Open sergey-morenets opened 2 years ago
Please provide a Minimimal Reproducable Example, preferable as a Github repository. Make sure to include the database, either as an in memory database or if that is not possible using Testcontainers.
Currently there are various scenarios where I expect one or the other to be faster.
Hi @schauder
This is repository with simplified example: https://github.com/sergey-morenets/spring-data-benchmarks
You can open this project in IDE and run of the classes: SpringDataJdbcBenchmarking or SpringDataJpaBenchmarking to execute the benchmarks.
This is simplified project so the absolute results are different but Spring Data JPA is still faster (7016 ns) against Spring Data JDBC (39617 ns).
If I interpret that correctly you don't measure actual loads with JPA but only the lookup in the first level cache, which is probably not what you want.
Invoke EntityManager.clear()
between benchmarks.
Hi @schauder
Thank you for the comment. Now I clear the entityManager 1st level cache at the beginning of the benchmark (I updated the repository):
@Benchmark
public Product springDataJpaQuery() {
entityManager.clear();
return productRepository.findByName("phone");
}
However it almost hasn't impacted the performance (execution time is 7479 ns)
are there any benchmarks between spring data jdbc and mybatis?
Thanks for the reproducer.
The main difference between the two benchmarks is, that you accidentally kicked out the Hikari connection pool by explicitly constructing the datasource. you can completely remove any Spring Data JDBC configuration and you'll see a significant performance boost.
It seems, we also do not properly cache the results of constructing the SQL statement from the method name, resulting in some significant overhead. You can workaround that by providing an explicit query.
The missing caching is something we'll fix.
Results of modified benchmark.
Benchmark Mode Cnt Score Error Units SpringDataJdbcBenchmarking.springDataJdbcQuery avgt 5 10103.975 ± 1140.990 ns/op SpringDataJpaBenchmarking.springDataJpaQuery avgt 5 8622.891 ± 1886.295 ns/op
You can find the modified benchmark here: https://github.com/schauder/spring-data-benchmarks
In general I would not expect better better performance from Spring Data JDBC compared to JPA implementations in the typical benchmark scenario.
The benefit of Spring Data JDBC is that it is much easier to understand what it is actually doing and therefor easier to use correctly.
This might very well result in better performance of real world applications due to few mistakes made.
Hi @schauder
I returned to the benchmarks topic and used your project.

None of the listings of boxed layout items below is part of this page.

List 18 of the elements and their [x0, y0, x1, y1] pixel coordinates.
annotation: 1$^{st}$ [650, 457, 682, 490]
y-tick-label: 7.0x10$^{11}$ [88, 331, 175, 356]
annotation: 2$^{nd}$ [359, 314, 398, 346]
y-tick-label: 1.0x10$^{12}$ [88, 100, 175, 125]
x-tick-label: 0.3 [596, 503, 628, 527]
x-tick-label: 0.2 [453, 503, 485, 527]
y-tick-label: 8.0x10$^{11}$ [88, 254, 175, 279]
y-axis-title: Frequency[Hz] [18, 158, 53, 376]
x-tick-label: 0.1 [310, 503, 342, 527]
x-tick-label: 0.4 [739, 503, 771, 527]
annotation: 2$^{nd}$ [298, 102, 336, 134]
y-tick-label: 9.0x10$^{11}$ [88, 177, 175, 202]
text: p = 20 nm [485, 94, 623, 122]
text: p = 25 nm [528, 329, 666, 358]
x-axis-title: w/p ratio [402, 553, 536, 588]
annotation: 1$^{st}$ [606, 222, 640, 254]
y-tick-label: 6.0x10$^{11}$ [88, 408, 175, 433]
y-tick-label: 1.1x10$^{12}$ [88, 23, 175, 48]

However I noticed you'd added a @Query annotation for query method (https://github.com/schauder/spring-data-benchmarks/blob/main/src/main/java/demo/jdbc/ProductRepository.java) Was it done intentionally? Because it completely changes the query logic:
public interface ProductRepository
extends CrudRepository<Product, Integer> {
@Query("select * from products")
Product findByName(String name);
}
After I've removed this annotation
public interface ProductRepository
extends CrudRepository<Product, Integer> {
Product findByName(String name);
}
and re-run the benchmarks the results are the following:
Benchmark Mode Cnt Score Error Units
SpringDataJdbcBenchmarking.springDataJdbcQuery avgt 5 30283.784 ± 643.013 ns/op
SpringDataJpaBenchmarking.springDataJpaQuery avgt 5 8669.489 ± 410.739 ns/op
So there's again significant gap between Spring Data JDBC and Spring Data JPA execution time.
Was it done intentionally?
Yes and no. I intentionally added the annotation to demonstrate the effect of not caching the generated query. Changing the query semantics was a mistake on my side.
It seems, we also do not properly cache the results of constructing the SQL statement from the method name, resulting in some significant overhead. You can workaround that by providing an explicit query. The missing caching is something we'll fix.
@schauder Is this something to expect in the upcoming version 3.0?
Is there any update on this? In Spring Data R2DBC, we've seen about a 10x performance increase by adding the @Query
for this query on a very large table (50+ columns), even with a small list of ids (<10)
fun findAllByIdInAndSomethingIsTrue(ids: List<Long>): Flow<MyEntity>
Hi
We have a Spring Data JPA (Hibernate) project that we would like to migrate to Spring Data JDBC. The main reasons are simplified configuration and model mapping. And we thought that it would lead to better performance.
However we did some benchmarks (with default settings) using JMH (H2 database) and it turned out that in most cases the performance has decreased. For example, we have the following repository and query method:
And the benchmarks showed the following execution time (in ns): Spring Data JDBC - 80899 Spring Data JPA - 14124
So is it predictable? Or we missed something in our configuration/tests?